Byker football yob jailed for city centre riot against Black Lives Matter protest
Michael O’Brien, of Byker, had been among a group of Newcastle United supporters who stormed a Burnley pub just six months before the shameful city centre scenes
A convicted football yob has been jailed for taking part in a city centre riot when a baying mob clashed with Black Lives Matter supporters.
Just six months before participating in the shameful scenes in Newcastle, Michael O’Brien was one of a group of Newcastle United supporters who stormed a pub in Burnley after an away game. He was subsequently jailed for two years for that violent disorder.
Now O’Brien, who volunteers at a youth football club, and two other men – one of them, like O’Brien, said to be wearing a cap showing affiliation to “football risk groups”, have been locked up for their part in a loud and intimidating disturbance in June 2020.
Police officers, horses and dogs were injured, along with members of the public, as around 1,000 people, in two opposing groups, gathered at Grey’s Monument. A peaceful protest planned in support of the Black Lives Matter movement was met by counter-protesters who threw cans, bottles and other missiles.
Two men were jailed for their parts in the violent disorder on Tuesday and now O’Brien, Ronald Short and Ryan Barlow have joined them behind bars with all three sentenced to 27 months.
Newcastle Crown Court heard O’Brien, 55, of Beresford Gardens, Byker, Newcastle, who was wearing a Green Bay Packers cap, moved to the front of the counter-protest after flares were thrown by the Black Lives Matter group. He remonstrated with officers and was pushed away but refused to retreat.
The court heard he raised his hands to a member of the public who was shouting at him to go away and police intervened but he tried to move towards the Black Lives Matter group and police had to stop him.
He went on to tussle with police and tried to stop them detaining an offender then threw a can, hitting an officer on his helmet then joining in a surge. O’Brien was then seen to punch a member of the public, who was then also hit by someone else.
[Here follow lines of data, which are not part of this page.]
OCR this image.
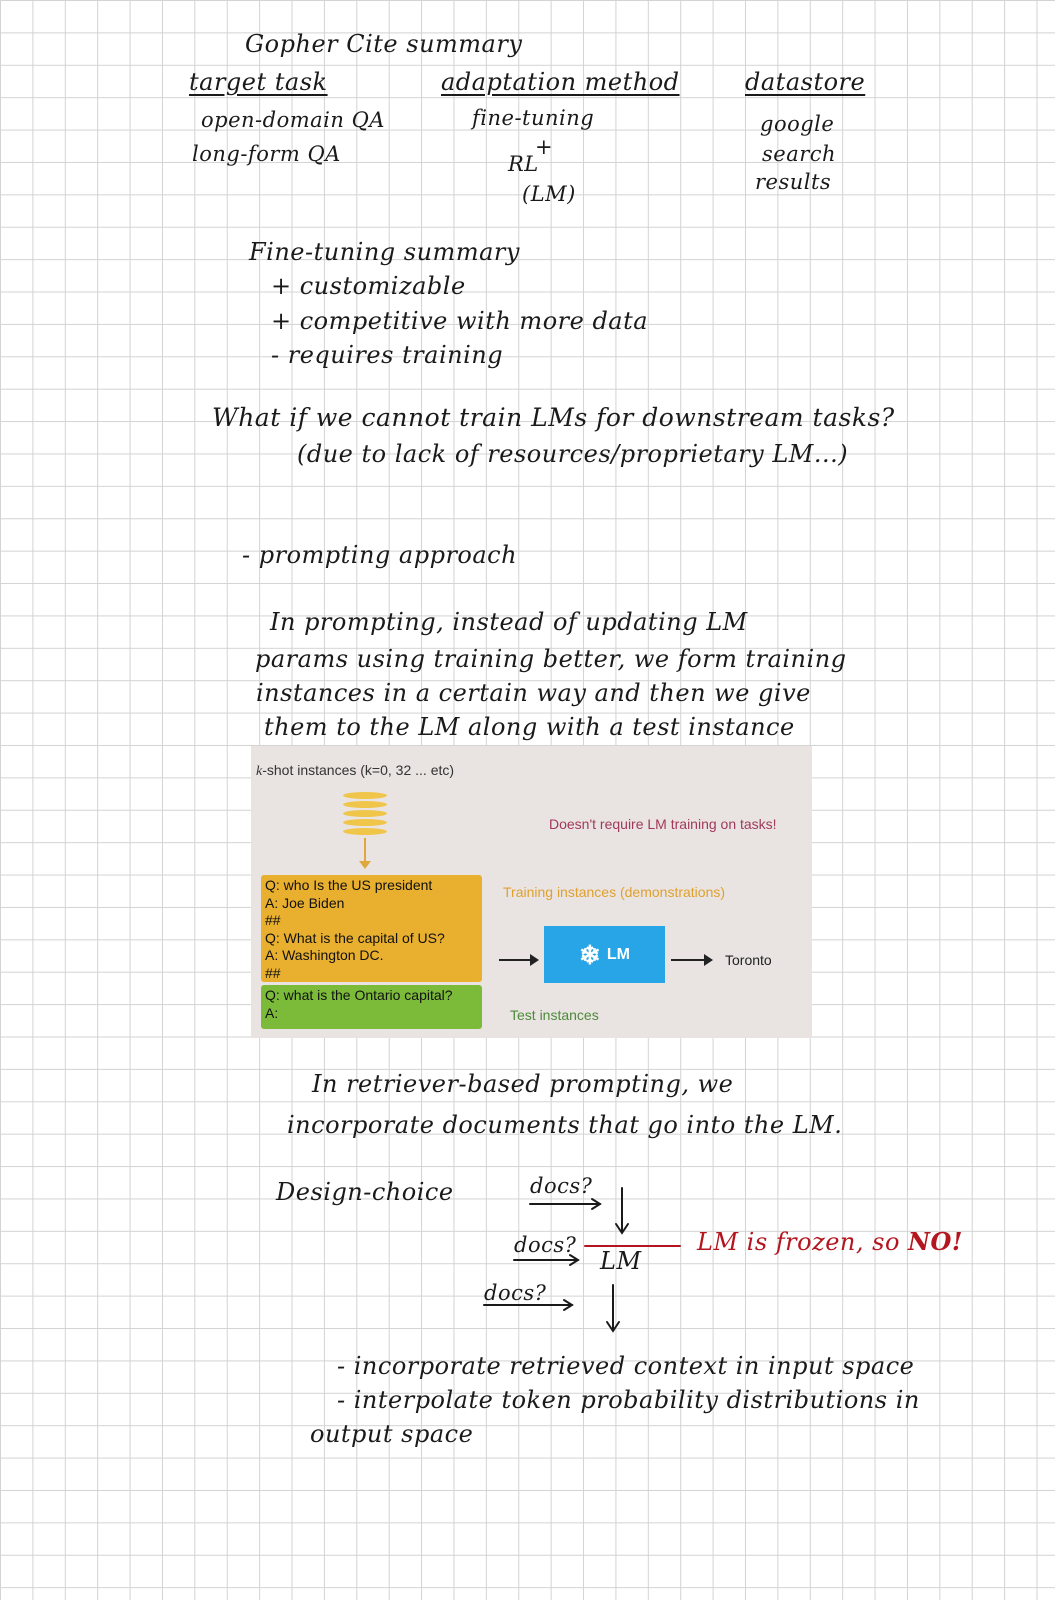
Gopher Cite summary
target task
open-domain QA
long-form QA
adaptation method
fine-tuning
+
RL
(LM)
datastore
google
search
results
Fine-tuning summary
+ customizable
+ competitive with more data
- requires training
What if we cannot train LMs for downstream tasks?
(due to lack of resources/proprietary LM...)
- prompting approach
In prompting, instead of updating LM
params using training better, we form training
instances in a certain way and then we give
them to the LM along with a test instance
k-shot instances (k=0, 32 ... etc)
Doesn't require LM training on tasks!
Q: who Is the US president
A: Joe Biden
##
Q: What is the capital of US?
A: Washington DC.
##
Q: what is the Ontario capital?
A:
Training instances (demonstrations)
Test instances
❄ LM	Toronto
In retriever-based prompting, we
incorporate documents that go into the LM.
Design-choice	docs?
docs?
docs?
LM
LM is frozen, so NO!
- incorporate retrieved context in input space
- interpolate token probability distributions in
output space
He was picked out by a football spotter who recognised him. The 55-year-old has 10 previous convictions, including for violent disorder six months before the city centre riot, after travelling to a Newcastle United match at Burnley and became involved in violence in a pub. He was jailed for two years and given a Football Banning Order for that.
Short, 28, of Stockwell Greet, Walkerville, Newcastle, who has previous convictions for threatening behaviour, battery and drunk and disorderly, was seen on footage wearing a Newcastle United face mask and a Green Bay Packers cap. Others were wearing the same cap and prosecutors suggested “this meant he has an affiliation to football risk groups”.
The court heard he was seen to pick up an item and hurl it towards the police and Black Lives Matter group then he searched the floor and found three more missiles which he threw, according to prosecutors but he pleaded guilty on the basis he only threw two items.
Barlow, 28, of Parklands Way, Felling, Gateshead, who has no previous convictions, who was not said to be affiliated with any specific group, was seen to throw a can of Stella Artois toward the police and Black Lives Matter supporters, which contributed to an escalation in a tense situation.
He was asked to leave by police but refused and was seen with his arms up joining in chanting. He was then seen to pick up items from the floor and threw them at mounted police.
One police officer on a horse was struck in the head and Barlow then threw a carrier bag containing items, possibly bottles or cans, which hit a horse in the face and head then landed on a police dog.
Helen Towers, for O’Brien, said there were a number of references for him and said he volunteers at a youth football club. She added that he had been elected by fellow prisoners as a violence reduction representative and has “excelled” in prison.
Miss Towers added: “He accepts full responsibility for his completely unacceptable behaviour. He bitterly regrets his actions and is determined to turn his life around.”
Jonathan Cousins, for Short, said: “When he got out of bed that morning to attend this protest it was not with any intention to commit acts of violence. He understands it was completely unacceptable and he regretted what he did almost immediately after it happened and has regretted it ever since.”
Brian Hegarty, for Barlow, said he threw a can he was drinking from as an “instinctive reaction” to items being thrown from the other group. He added: “What he did was reckless but not intended to hurt anybody and he very much hopes he didn’t hurt anybody.”
Mr Hegarty said Barlow was not linked to any of the groups who attended and had gone there after reading about the protest on Facebook. He added: “He is embarrassed and ashamed of himself about getting involved. He fully accepts what he did was stupid and he should not have put himself in that position. He has shown remorse and was at a low ebb at the time.”